Ottawa’s wait-and-see approach to the economy is failing

Dismal new job numbers could be a sign of too much belt-tightening too soon

Unemployment assurances
Lee Brown/CP

December’s ugly job numbers took a lot of economists by surprise—and not just because the nearly 46,000 job losses occurred more or less across the board. “Digging beneath the ugly headline reveals more ugliness,” wrote Doug Porter, BMO’s chief economist, in a note. “Full-time jobs tumbled 60,000, and thus barely managed to rise at all last year.”

As a result, Canada’s previous unemployment rate of 6.9 per cent shot back up to 7.2 per cent, putting it above the U.S. jobless rate (which fell to 6.7 per cent in December from 7 per cent before) for the first time since the financial crisis. That in itself is probably meaningless since the way the two jobless figures are calculated is quite different. (As a rule of thumb, economists say, it’s probably best to subtract a single percentage point from the Canadian figure before trying to compare it with its American counterpart). Nevertheless, it’s safe to say that Canada, lauded for its performance throughout the recession, is now on a different trajectory than its southern neighbour.

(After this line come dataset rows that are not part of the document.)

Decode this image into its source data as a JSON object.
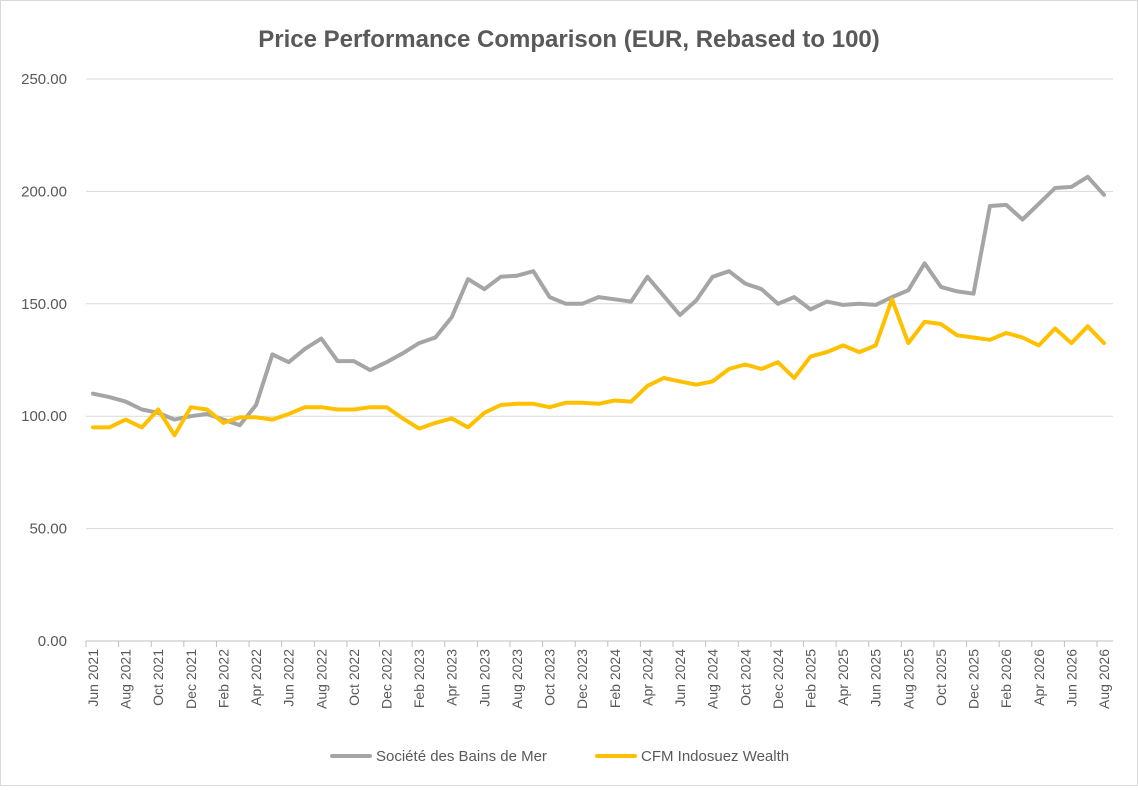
{
  "chart_data": {
    "type": "line",
    "title": "Price Performance Comparison (EUR, Rebased to 100)",
    "xlabel": "",
    "ylabel": "",
    "ylim": [
      0,
      250
    ],
    "yticks": [
      "0.00",
      "50.00",
      "100.00",
      "150.00",
      "200.00",
      "250.00"
    ],
    "grid": true,
    "legend_position": "bottom",
    "tick_labels": [
      "Jun 2021",
      "Aug 2021",
      "Oct 2021",
      "Dec 2021",
      "Feb 2022",
      "Apr 2022",
      "Jun 2022",
      "Aug 2022",
      "Oct 2022",
      "Dec 2022",
      "Feb 2023",
      "Apr 2023",
      "Jun 2023",
      "Aug 2023",
      "Oct 2023",
      "Dec 2023",
      "Feb 2024",
      "Apr 2024",
      "Jun 2024",
      "Aug 2024",
      "Oct 2024",
      "Dec 2024",
      "Feb 2025",
      "Apr 2025",
      "Jun 2025",
      "Aug 2025",
      "Oct 2025",
      "Dec 2025",
      "Feb 2026",
      "Apr 2026",
      "Jun 2026",
      "Aug 2026"
    ],
    "x": [
      "Jun 2021",
      "Jul 2021",
      "Aug 2021",
      "Sep 2021",
      "Oct 2021",
      "Nov 2021",
      "Dec 2021",
      "Jan 2022",
      "Feb 2022",
      "Mar 2022",
      "Apr 2022",
      "May 2022",
      "Jun 2022",
      "Jul 2022",
      "Aug 2022",
      "Sep 2022",
      "Oct 2022",
      "Nov 2022",
      "Dec 2022",
      "Jan 2023",
      "Feb 2023",
      "Mar 2023",
      "Apr 2023",
      "May 2023",
      "Jun 2023",
      "Jul 2023",
      "Aug 2023",
      "Sep 2023",
      "Oct 2023",
      "Nov 2023",
      "Dec 2023",
      "Jan 2024",
      "Feb 2024",
      "Mar 2024",
      "Apr 2024",
      "May 2024",
      "Jun 2024",
      "Jul 2024",
      "Aug 2024",
      "Sep 2024",
      "Oct 2024",
      "Nov 2024",
      "Dec 2024",
      "Jan 2025",
      "Feb 2025",
      "Mar 2025",
      "Apr 2025",
      "May 2025",
      "Jun 2025",
      "Jul 2025",
      "Aug 2025",
      "Sep 2025",
      "Oct 2025",
      "Nov 2025",
      "Dec 2025",
      "Jan 2026",
      "Feb 2026",
      "Mar 2026",
      "Apr 2026",
      "May 2026",
      "Jun 2026",
      "Jul 2026",
      "Aug 2026"
    ],
    "series": [
      {
        "name": "Société des Bains de Mer",
        "color": "#a5a5a5",
        "values": [
          110.0,
          108.5,
          106.5,
          103.0,
          101.5,
          98.5,
          100.0,
          101.0,
          98.5,
          96.0,
          105.0,
          127.5,
          124.0,
          130.0,
          134.5,
          124.5,
          124.5,
          120.5,
          124.0,
          128.0,
          132.5,
          135.0,
          144.0,
          161.0,
          156.5,
          162.0,
          162.5,
          164.5,
          153.0,
          150.0,
          150.0,
          153.0,
          152.0,
          151.0,
          162.0,
          153.5,
          145.0,
          151.5,
          162.0,
          164.5,
          159.0,
          156.5,
          150.0,
          153.0,
          147.5,
          151.0,
          149.5,
          150.0,
          149.5,
          153.0,
          156.0,
          168.0,
          157.5,
          155.5,
          154.5,
          193.5,
          194.0,
          187.5,
          194.5,
          201.5,
          202.0,
          206.5,
          198.5
        ]
      },
      {
        "name": "CFM Indosuez Wealth",
        "color": "#ffc000",
        "values": [
          95.0,
          95.0,
          98.5,
          95.0,
          103.0,
          91.5,
          104.0,
          103.0,
          97.0,
          99.5,
          99.5,
          98.5,
          101.0,
          104.0,
          104.0,
          103.0,
          103.0,
          104.0,
          104.0,
          99.0,
          94.5,
          97.0,
          99.0,
          95.0,
          101.5,
          105.0,
          105.5,
          105.5,
          104.0,
          106.0,
          106.0,
          105.5,
          107.0,
          106.5,
          113.5,
          117.0,
          115.5,
          114.0,
          115.5,
          121.0,
          123.0,
          121.0,
          124.0,
          117.0,
          126.5,
          128.5,
          131.5,
          128.5,
          131.5,
          152.0,
          132.5,
          142.0,
          141.0,
          136.0,
          135.0,
          134.0,
          137.0,
          135.0,
          131.5,
          139.0,
          132.5,
          140.0,
          132.5
        ]
      }
    ]
  }
}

How we got here isn’t complicated. When the U.S. fell into the abyss in 2008, Canada lowered interest rates in lockstep with the U.S. Fed. That, in turn, fueled the housing boom and boosted overall consumer spending, helping to make us the envy of the world. But now there are concerns that both housing prices and household debt have reached unsustainable levels, meaning Canadian consumers can no longer be counted on to carry the weight of the economy on their shoulders.

The hope now is that businesses will take over the heavy lifting by resuming investment—building new factories, buying new equipment, hiring workers—while the strengthening U.S. economy gives the country a lift by boosting demand for Canadian exports. The falling loonie, now below 92 cents U.S. following the dismal job numbers, will help in this regard by making Canadian exports cheaper.

It’s not a bad outcome, if it happens. But it hasn’t yet. Whereas Finance Minister Jim Flaherty found it relatively easy to influence the housing market by tinkering with mortgage insurance rules, he has zero control over wallets of American consumers. Nor does he have much of a say in the global commodity prices that drive Canada’s vaunted resource sector—the other growth engine Ottawa is banking on.

That has prompted some to muse whether Canadian governments should take a more active role in the face of increasingly bleak economic data. Toronto Star columnist Thomas Walkom recently raised the idea of government investment in badly needed public infrastructure—effectively another round of stimulus spending. A similar proposal has been put forward by Larry Summers, a Harvard economist and former U.S. Treasury Secretary, when it comes to the U.S. economy. Arguing that the U.S. faces “secular stagnation,” Summers says a continued focus on monetary stimulus will only create the illusion of growth by fueling “substantial financial bubbles and dangerous buildups in leverage.” Instead, Summers asks, why not take advantage of those same low interest rates to build things that will also increase the economy’s long-term potential?

Politically-speaking, these aren’t popular ideas. The last thing we need after an extended global slump brought on by profligacy is more spending, the thinking goes. Indeed, most governments are in a hurry to balance the books to demonstrate their fiscal bonafides. Thanks to the debt ceiling battles, the U.S. government is now slashing spending at an unprecedented rate. Meanwhile, Flaherty has predicted a budget surplus by 2015.

Economists, on the other hand, are divided on the wisdom of so much belt-tightening so soon. Those who believe fiscal responsibility makes businesses feel better about investing, and consumers more inclined to spend, argue the fact that the U.S. economy grew by 2.6 per cent through the first three quarters of 2013, and 4.1 per cent in the fourth quarter, is evidence austerity works. Others argue the U.S. recovery was merely strong enough to withstand an ill-timed experiment.

Canada, of course, is also conducting its own real-time economic experiment. But, unlike the U.S., we may have picked an even riskier time to do it. Canada’s economy grew by a barely-there 1.6 per cent last year, businesses are shedding jobs and policy-makers are still grappling with the possibility of a housing bubble. “We must stay focused on our plan to grow the economy and keep taxes low to create the environment where job creation can flourish,” Flaherty said in a statement following the release of December’s brutal job numbers. Yet, other than another interest rate cut by the Bank of Canada (which has yet to yield the desired result), it appears Ottawa’s “plan” remains remarkably similar to the rest of the country’s—and that’s to simply wait and see what happens next.